David Samadi, MD - Blog | Prostate Health, Prostate Cancer & Generic Health Articles by Dr. David Samadi - SamadiMD.com|

View Original

Ebola Returns to Liberia

Ebola returns to Liberia — three new cases reported this week in the previously Ebola-free country. People are questioning whether Liberia was really free of the disease to begin with. Liberian health officials reported the death of a 17-year-old boy from Ebola on Sunday, and two other cases of Ebola in people who were with the boy when he died. Liberia is now monitoring more than 100 people who had contact with the boy who died, and this number is expected to increase.

New cases are the first in Liberia since the country was declared free of the disease on May 9. Health officials typically wait 42 days after the last case of infection has resolved to declare a country Ebola-free, because this is twice as long as the 21-day incubation period (the time it takes for a person infected with the virus to show symptoms) of the virus.

Even after this declaration, Liberia remained at risk for Ebola because two bordering countries — Guinea and Sierra Leone — were still reporting new cases.

Liberian health officials are not sure where these new cases came from.
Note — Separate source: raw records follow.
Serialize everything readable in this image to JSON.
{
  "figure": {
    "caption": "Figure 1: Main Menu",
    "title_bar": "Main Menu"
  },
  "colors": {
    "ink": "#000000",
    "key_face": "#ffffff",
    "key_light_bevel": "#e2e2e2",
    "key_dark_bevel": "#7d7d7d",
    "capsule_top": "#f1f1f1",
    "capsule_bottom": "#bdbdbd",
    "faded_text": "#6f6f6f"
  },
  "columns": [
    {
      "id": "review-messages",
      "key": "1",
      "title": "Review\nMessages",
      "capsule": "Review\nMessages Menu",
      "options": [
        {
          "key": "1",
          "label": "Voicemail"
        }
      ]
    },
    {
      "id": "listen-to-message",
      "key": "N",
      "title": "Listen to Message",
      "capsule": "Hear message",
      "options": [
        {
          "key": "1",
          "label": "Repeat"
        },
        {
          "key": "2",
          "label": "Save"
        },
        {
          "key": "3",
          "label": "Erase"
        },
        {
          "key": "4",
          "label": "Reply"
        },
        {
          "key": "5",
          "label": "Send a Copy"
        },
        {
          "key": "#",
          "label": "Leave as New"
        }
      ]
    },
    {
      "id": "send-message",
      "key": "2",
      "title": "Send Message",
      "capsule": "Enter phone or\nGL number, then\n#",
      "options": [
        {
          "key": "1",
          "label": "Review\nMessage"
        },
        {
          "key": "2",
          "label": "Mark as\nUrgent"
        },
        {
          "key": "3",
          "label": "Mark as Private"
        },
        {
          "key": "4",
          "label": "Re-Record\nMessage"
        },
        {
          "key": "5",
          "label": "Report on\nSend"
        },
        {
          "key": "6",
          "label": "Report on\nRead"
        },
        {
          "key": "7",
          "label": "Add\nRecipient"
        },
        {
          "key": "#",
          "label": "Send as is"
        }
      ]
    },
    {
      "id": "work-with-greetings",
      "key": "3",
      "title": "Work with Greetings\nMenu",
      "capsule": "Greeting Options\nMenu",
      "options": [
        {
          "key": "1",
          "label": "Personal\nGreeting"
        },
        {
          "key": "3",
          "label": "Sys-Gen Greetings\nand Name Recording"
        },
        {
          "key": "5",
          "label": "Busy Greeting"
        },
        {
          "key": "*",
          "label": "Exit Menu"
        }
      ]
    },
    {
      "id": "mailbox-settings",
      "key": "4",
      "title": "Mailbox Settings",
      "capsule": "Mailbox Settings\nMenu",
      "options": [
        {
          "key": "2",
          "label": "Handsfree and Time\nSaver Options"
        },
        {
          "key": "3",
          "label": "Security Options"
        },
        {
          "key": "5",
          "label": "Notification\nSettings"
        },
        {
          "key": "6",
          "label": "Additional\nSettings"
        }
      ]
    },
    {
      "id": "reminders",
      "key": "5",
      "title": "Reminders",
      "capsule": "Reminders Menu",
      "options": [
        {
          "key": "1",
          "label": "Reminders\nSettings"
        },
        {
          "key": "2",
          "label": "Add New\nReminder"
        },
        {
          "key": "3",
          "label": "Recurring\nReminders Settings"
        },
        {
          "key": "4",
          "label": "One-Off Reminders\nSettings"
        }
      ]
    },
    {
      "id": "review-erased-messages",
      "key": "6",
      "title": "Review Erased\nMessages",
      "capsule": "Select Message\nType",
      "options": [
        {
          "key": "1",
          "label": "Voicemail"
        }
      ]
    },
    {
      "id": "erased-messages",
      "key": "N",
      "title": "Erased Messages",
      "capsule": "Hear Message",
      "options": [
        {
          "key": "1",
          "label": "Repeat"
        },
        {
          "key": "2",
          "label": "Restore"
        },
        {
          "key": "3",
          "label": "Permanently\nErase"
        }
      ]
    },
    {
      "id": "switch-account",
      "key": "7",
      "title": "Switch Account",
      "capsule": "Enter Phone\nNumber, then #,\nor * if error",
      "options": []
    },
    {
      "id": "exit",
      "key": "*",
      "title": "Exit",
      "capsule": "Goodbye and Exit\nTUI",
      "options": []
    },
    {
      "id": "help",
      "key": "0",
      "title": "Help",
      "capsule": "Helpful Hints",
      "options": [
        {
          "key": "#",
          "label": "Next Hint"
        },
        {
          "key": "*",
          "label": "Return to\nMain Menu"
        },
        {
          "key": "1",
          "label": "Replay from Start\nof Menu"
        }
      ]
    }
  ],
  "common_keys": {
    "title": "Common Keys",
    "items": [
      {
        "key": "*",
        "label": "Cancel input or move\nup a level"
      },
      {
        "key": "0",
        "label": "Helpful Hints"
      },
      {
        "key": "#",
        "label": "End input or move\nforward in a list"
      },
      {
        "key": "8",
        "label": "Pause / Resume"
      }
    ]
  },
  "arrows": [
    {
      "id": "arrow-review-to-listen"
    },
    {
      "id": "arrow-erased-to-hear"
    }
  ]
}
The teenage boy reportedly did not travel out of the country before he got sick, and he had not come into contact with people from Guinea or Sierra Leone, according to WHO.

New cases raise questions about whether Liberia was actually Ebola free during May and June, or if there was a "shadow epidemic" of cases that went undetected by officials. It's possible that the boy had contact with an infected animal, such as a nonhuman primate or a bat.

Another source could be sexual transmission — the virus has been shown to remain in the semen of survivors for months.There are also reports that some of the new Ebola patients in Liberia had previously eaten a dog. However, it's unlikely that these patients became infected with Ebola because they ate dog meat, as the virus has never been shown to spread this way.

The new cases show that "it's important, even if a country like Liberia is declared free of Ebola," that the disease still be considered as a possible illness in people who are sick.

 In the new case, the teenage boy was treated for malaria, and was only diagnosed with Ebola after his death.